Piszecie o psich adopcjach i o smutnych psich losach więc może ja opowiem Wam historie z happy endem.
Było lato 2011 kiedy wieszając pranie na balkonie zauważyłam na równoległej działce zatrzymujący się samochód i wysiadającą z niego parę w średnim wieku z dużym psem Alaskan Malamutem na smyczy. Działka obok mnie jest na sprzedaż więc uznałam, że to potencjalni kupcy, zamknęłam balkon i poszłam do pracy.
Wieczorem okazało się, że pies - suka Alaskana nadal jest na sąsiedniej działce. Próbowałam ją przywołać ale ona nie przyszła, dałam jej jeść i pić a ona została przy drzewie gdzie prawdopodobnie jej pan kazał zostać.
Tak to trwało jakiś czas, nadeszły deszcze i zimno suka w końcu przyszła do nas.
Uploaded with
ImageShack.us
Uploaded with
ImageShack.us
Zawiadomiłam TOZ o jej losie i razem próbowaliśmy znaleźć jej dom ( nie mogłam jej zatrzymać ponieważ nie umiała współżyć z pozostałymi moimi zwierzętami, Alaskany to myśliwi więc polowała na moje koty i mniejsze psy).
TOZ dwukrotnie znalazł chętnych na jej adopcję, niestety pierwszy "właściciel" okazał się całkowicie nieodpowiedzialny, zamykał ja w garażu a ona z tęsknoty wyła, potrzebował betonowej rzeźby do dekoracji ogródka a nie żywego psa.

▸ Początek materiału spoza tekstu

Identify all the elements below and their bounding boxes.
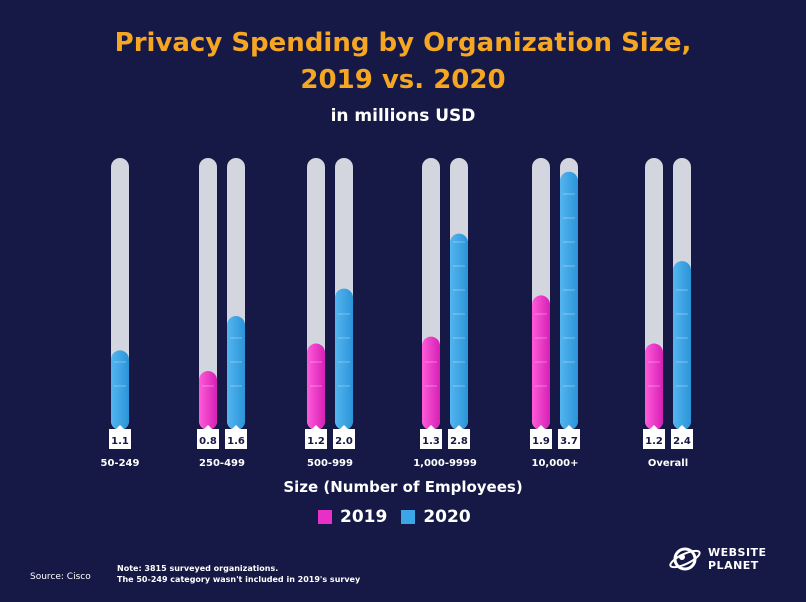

Odebrałam ją po pierwszym telefonie, drugiemu uciekła i wróciła do nas więc samo to świadczy, że nie było jej tam dobrze. Tym bardziej, że wróciła z prawie wrośniętym w szyję kagańcem.
Trzeciego chętnego znalazłam sama. Był to kolega mojej uczennicy, bardzo młody człowiek. Nauczona dwukrotną porażką najpierw przedstawiałam mu niedogodności posiadania takiego psa, później sprawdzałam jego wiedzę, jego wrażliwość i prawdziwy charakter. Mój mąż zarzucił mi nawet, że zachowywałam się tak jakbym chciała go zniechęcić.

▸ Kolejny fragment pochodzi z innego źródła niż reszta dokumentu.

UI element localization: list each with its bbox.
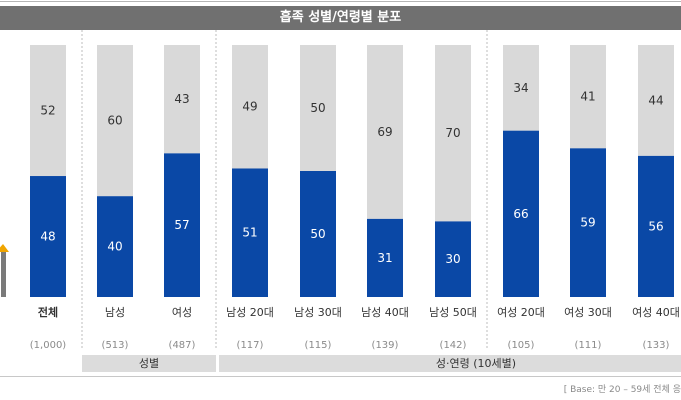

Młody człowiek przetrwał wszystkie próby i został Przyjacielem Majki - suki, która tak kochała swojego bezwzględnego pierwszego Pana, że prawie miesiąc czekała na niego pod drzewem, gdzie kazał jej zostać.
Nie chciałam dopuścić do sytuacji, że znów komuś zaufa a on ją zawiedzie. W zeszłym tygodniu dostałam pocztą mailową zdjęcia Mai, widzę ją radosną i szczęśliwą. Cieszę się, że udało mi się znaleźć jej właściwego opiekuna.
Piszę to abyście nie oddawali zwierząt byle komu. Byle kto niech sobie poogląda zwierzęta w TV. Bo inaczej sumienie Was zagryzie.